Микола озадаченно умолк. А Илья двинул кобылу в прибрежные кусты. Захрустело. Потом раздалось удовлетворенное «Ага!».
– Ну вот, – буркнул Микола, – он нашел. Чего нашел, зачем нашел…
– Сюда давай! – позвал витязь.
Микола ломанулся сквозь заросли и едва успел осадить жеребца в узкой прогалине среди кустов. Тут стояла Бурка Малая, рядом присел на корточки Илья и разглядывал нечто вроде большой кротовины – круглый отвал песка.

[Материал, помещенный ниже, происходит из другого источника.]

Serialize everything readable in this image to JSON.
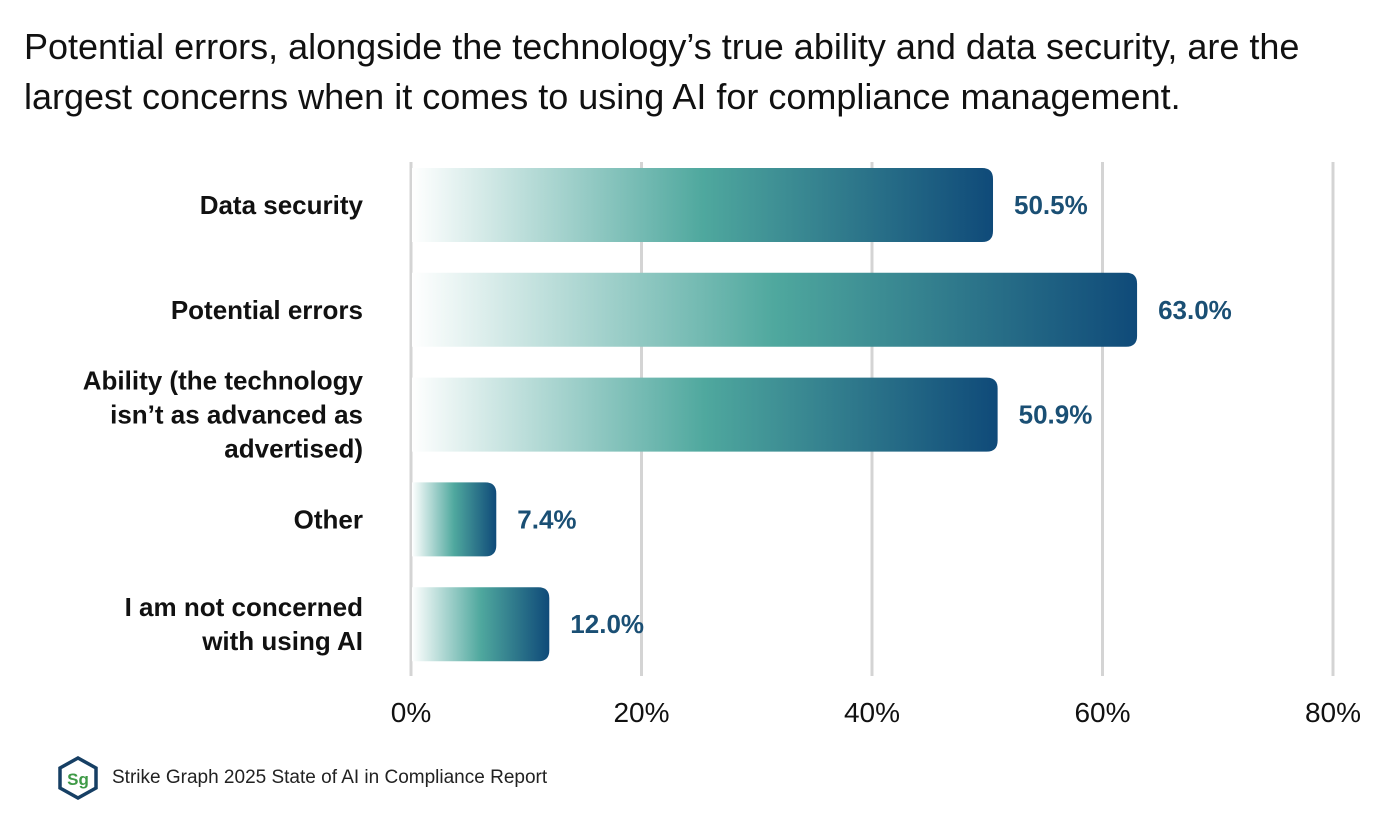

Из кротовины торчал монашеский клобук.
Казнили паломника со знанием дела – скрытно, не утруждая себя, да по-христиански милосердно. Зарытого тут не видать ни с речного пути, ни с проезжего. И копать легко, берег ниже круто опускается, значит, песок сухой на глубину тела. Наконец, в мокром песке умирать холодно и больно, а в сухом – грустно и одиноко.
Илья откинул клобук, обнажив голову казненного. Сквозь желтые слипшиеся кудри на витязя уставился острый ярко-голубой глаз.
– Чё те надо, дан? – хрипло спросила голова.
– Я не дан, я урманин, – поправил Илья. – Наш урманин.
Он осторожно убрал волосы с лица паломника. Лицо оказалось молодое, красивое, уже заметно осунувшееся.
– И чё те надо, урманин?
Илья молча протянул руку, Микола вложил в нее мех с водой. Голова немного покочевряжилась, но когда ей смочили губы, принялась жадно пить.
– Давно обосновался? – спросил Илья, забирая мех.
– С утреца. Спаси тебя Господь за участие, путник. И прощай.
– Ты из тех, которых Денис вел? – Илья будто не расслышал прощания.
– Ну, – хмуро ответила голова.
– За что зарыли-то?
Голова молчала.
– Второй раз спрашивать не буду.
Голова прикрыла глаза.
Илья с тяжелым вздохом зажал голове двумя пальцами нос. Подождал чуток и запечатал ладонью рот. Голова принялась мычать и дергаться, кротовина заходила ходуном.
Когда Илья отнял руки, голова некоторое время богохульно ругалась и далеко плевалась. Потом утихла, сверля храбра ненавидящим взглядом. На высоком лбу выступил обильный пот – выходила с бессильной злобой драгоценная влага.